Owing taxes to the IRS or state can be devastating to a family. Packey Law Corporation has years of experience assisting families with back tax liabilities.

Depending on your situation, you may qualify for one of the following:

Offer in Compromise:

The Offer in Compromise or often-called “Pennies on the Dollar” is where a taxpayer makes an offer to the IRS to settle a back tax liability for less than the full amount. For example, if a taxpayer owes the IRS $20,000.00 the taxpayer could file an Offer in Compromise and request that the IRS accept only $200.00 to pay off the entire debt. The IRS accepts an Offer in Compromise from a taxpayer for a number of reasons, however the most common is “Doubt as to Collectibility.” This means that a taxpayer is arguing to the IRS that they will never be able to full pay the amount of the tax liability, so the IRS should accept the amount offered. The IRS will accept an Offer in Compromise if they agree with the taxpayer. By doing so the IRS will save money by not spending resources on trying to collect on a liability that it never will receive full payment for and they also are able to give a taxpayer a fresh start. Packey Law Corporation can complete the required paperwork to submit to the IRS or state of California and conduct all negotiations on your behalf. For a free confidential tax analysis with a tax attorney call our office today.

Installment Agreement:

If a taxpayer can not pay a tax liability, the IRS may accept installment payments. These agreements are called Installment Agreements. The more a taxpayer owes to the IRS the more complicated these agreements are to negotiate with the IRS. There are three types of Installment Agreements, Guaranteed Installment Agreements, Streamlined Installment Agreements and Financial Statement Installment Agreements. The type of Installment Agreement depends on the amount owed to the IRS. For example, Guaranteed Installment Agreements are for taxpayers that owe less than $10,000.00. Streamlined Installment Agreements are for taxpayers that owe less than $25,000.00. Financial Statement Installment Agreements are for those taxpayers who owe more than $25,000.00. While each taxpayer’s situation depends on the specific facts of the case, Packey Law Corporation works closely with clients to negotiate an affordable Installment Agreement on a taxpayer’s behalf.

Penalty Abatement:

There are three charges that make up most tax liabilities, the underlying tax liability, interest and penalties. The two most common penalties assessed by the IRS are the Failure to Timely File Penalty and the Failure to Timely Pay Penalty. The IRS will abate penalties if a taxpayer can show or prove “reasonable cause” for failing to timely file or timely pay the tax liability.

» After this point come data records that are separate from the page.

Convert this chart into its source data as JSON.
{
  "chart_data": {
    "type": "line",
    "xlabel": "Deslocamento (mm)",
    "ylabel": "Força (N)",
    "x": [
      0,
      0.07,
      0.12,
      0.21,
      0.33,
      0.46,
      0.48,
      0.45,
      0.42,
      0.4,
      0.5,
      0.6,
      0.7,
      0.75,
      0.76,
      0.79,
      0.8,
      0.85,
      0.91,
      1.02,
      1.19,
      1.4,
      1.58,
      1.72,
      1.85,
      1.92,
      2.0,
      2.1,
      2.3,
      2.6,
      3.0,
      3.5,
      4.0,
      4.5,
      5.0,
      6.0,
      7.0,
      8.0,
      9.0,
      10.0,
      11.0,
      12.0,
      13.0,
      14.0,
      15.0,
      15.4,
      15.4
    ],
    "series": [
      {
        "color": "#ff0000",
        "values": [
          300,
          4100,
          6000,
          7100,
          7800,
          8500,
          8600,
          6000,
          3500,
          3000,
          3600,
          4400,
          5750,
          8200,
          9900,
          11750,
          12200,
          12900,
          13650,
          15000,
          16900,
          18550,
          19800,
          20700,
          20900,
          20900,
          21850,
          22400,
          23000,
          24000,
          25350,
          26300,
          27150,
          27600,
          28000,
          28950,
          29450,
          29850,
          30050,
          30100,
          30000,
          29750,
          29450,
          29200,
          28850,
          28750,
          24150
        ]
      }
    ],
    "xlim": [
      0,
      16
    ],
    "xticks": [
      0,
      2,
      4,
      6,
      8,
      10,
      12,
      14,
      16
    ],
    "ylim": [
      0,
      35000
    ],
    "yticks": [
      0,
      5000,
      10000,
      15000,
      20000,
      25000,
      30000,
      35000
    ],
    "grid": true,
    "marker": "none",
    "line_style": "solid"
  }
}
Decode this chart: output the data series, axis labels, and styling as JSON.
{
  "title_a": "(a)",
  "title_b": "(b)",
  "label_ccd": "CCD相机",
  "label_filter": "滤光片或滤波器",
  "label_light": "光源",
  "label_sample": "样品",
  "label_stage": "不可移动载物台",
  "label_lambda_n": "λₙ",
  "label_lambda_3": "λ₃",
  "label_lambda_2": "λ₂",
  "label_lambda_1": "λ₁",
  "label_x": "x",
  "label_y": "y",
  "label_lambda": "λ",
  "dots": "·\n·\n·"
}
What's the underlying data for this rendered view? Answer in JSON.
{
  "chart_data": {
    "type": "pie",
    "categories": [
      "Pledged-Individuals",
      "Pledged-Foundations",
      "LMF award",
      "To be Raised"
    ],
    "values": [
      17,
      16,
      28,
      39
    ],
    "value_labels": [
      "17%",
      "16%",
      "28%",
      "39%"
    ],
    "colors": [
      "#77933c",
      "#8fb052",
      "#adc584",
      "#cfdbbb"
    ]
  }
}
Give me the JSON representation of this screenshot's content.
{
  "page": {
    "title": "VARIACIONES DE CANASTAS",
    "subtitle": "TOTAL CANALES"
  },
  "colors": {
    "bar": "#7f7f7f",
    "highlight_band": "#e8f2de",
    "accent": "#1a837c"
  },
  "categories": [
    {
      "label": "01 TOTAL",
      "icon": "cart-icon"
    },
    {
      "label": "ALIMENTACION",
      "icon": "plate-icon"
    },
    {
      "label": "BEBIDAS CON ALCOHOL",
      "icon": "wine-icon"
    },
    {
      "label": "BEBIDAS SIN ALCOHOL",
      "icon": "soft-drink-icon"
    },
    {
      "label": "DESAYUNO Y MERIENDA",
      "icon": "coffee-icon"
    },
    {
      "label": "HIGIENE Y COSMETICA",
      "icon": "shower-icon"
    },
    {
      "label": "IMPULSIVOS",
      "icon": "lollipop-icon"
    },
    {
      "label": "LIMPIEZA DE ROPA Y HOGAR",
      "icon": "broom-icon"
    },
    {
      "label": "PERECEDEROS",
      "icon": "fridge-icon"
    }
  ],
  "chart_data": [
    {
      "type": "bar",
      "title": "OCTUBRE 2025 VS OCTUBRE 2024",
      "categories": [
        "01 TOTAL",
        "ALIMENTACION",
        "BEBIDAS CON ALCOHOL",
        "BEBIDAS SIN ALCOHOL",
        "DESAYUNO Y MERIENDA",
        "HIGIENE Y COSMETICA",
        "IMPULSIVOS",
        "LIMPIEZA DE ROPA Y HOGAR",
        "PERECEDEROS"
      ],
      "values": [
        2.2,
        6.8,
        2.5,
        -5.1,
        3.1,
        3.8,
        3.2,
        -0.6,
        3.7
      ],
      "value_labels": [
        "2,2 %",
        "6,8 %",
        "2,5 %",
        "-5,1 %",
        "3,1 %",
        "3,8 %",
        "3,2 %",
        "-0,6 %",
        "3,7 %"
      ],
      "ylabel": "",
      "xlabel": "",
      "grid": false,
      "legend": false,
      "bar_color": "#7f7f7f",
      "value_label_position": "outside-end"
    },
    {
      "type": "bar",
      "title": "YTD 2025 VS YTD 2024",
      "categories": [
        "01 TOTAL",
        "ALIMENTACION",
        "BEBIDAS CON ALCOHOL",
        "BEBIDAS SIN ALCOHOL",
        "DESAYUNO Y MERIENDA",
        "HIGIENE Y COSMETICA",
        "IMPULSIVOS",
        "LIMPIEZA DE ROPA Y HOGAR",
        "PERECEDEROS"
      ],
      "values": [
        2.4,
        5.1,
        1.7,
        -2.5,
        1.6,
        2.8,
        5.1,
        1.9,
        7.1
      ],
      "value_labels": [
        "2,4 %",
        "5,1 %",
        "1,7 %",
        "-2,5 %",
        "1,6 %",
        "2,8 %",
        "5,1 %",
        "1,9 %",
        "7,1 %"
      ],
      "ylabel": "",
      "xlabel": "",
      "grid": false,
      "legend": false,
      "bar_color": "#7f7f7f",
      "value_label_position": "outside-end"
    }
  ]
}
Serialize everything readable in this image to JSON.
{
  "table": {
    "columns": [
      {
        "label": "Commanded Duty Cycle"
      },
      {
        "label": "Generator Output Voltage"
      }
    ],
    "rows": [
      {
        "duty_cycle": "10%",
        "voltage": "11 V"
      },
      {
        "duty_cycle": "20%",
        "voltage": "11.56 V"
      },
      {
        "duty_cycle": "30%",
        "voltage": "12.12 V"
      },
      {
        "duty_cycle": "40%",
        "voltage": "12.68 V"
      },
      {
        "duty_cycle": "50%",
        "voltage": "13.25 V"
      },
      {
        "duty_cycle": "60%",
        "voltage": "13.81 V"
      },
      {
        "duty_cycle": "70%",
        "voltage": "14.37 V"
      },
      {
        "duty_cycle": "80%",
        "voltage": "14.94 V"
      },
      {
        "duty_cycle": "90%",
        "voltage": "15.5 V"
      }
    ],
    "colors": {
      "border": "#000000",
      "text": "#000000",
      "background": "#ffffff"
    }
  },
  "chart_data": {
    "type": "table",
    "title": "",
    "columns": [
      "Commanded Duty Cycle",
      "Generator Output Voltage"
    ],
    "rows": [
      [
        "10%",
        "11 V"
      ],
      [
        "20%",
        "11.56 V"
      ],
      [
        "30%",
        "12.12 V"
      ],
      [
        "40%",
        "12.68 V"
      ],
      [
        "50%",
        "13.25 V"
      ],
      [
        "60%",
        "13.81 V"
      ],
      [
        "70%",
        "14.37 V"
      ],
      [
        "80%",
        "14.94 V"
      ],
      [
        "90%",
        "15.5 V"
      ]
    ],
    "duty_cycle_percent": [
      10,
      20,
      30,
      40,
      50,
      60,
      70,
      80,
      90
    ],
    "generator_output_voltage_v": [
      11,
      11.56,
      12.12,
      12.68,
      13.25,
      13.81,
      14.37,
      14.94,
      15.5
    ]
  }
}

If the IRS abates a penalty not only will the penalty be reduced or removed but all corresponding interest assessed on the penalty will also be removed. This can result in a substantial reduction in a taxpayer’s tax liability. Packey Law Corporation can draft a formal petition requesting that penalties be abated. The IRS will only abate penalties if they believe “reasonable cause” has been proven. Our law firm works with clients on a personal basis to determine whether a penalty abatement petition is in their best interest.

Currently Not Collectible:

The IRS may place a taxpayers back tax liability into Currently Not Collectible status if the taxpayer can prove they have no ability to make payments towards a back tax liability. While a back tax liability is in Currently Not Collectible status all collection actions will be suspended. This means that all tax levies will be removed. The IRS generally has 10 years to collect a back tax liability from the date of assessment. While an account is in Currently Not Collectible status the statute of limitations continues to run.

While each case varies depending on the specific facts of the case, according to the January 9, 2007 National Taxpayer Advocate’s 2006 report to Congress once an account is designated by the IRS as Currently Not Collectible, data for the preceding six years shows that the IRS collected on less than 2 percent of all amounts due.

Tax Levy/Lein:

A tax levy can be issued when a taxpayer owes back taxes. The two most common levies are the wage levy and the bank levy. A wage levy is issued against a taxpayer’s wages. A wage levy only leaves the taxpayer with sufficient income to meet necessary living expenses. Unfortunately, what the taxing authority deems necessary living expenses usually does leave the taxpayer without the ability to meet their actual living expenses. A bank levy issued against a taxpayer’s bank account. While a wage levy is continuous, a bank levy only attaches against the funds in the account at the time the levy reaches the bank. Most tax agencies may release a levy if the taxpayer can prove the levy is creating an economic hardship, or the taxpayer proposes a resolution alternative, such a Offer in Compromise, Installment Agreement or Currently Not Collectible status. A taxpayer usually must be in tax compliance prior to the levy being released. This means that all back tax returns are filed. A tax lien can be issued when a taxpayer owes back taxes. A tax lien is a notice to third parties that a debt is owed. Tax agencies will generally not remove a tax lien unless the liability has been paid in full, the release of the lien will expedite full payment of the tax, or in the case of the IRS an Offer in Compromise has been accepted.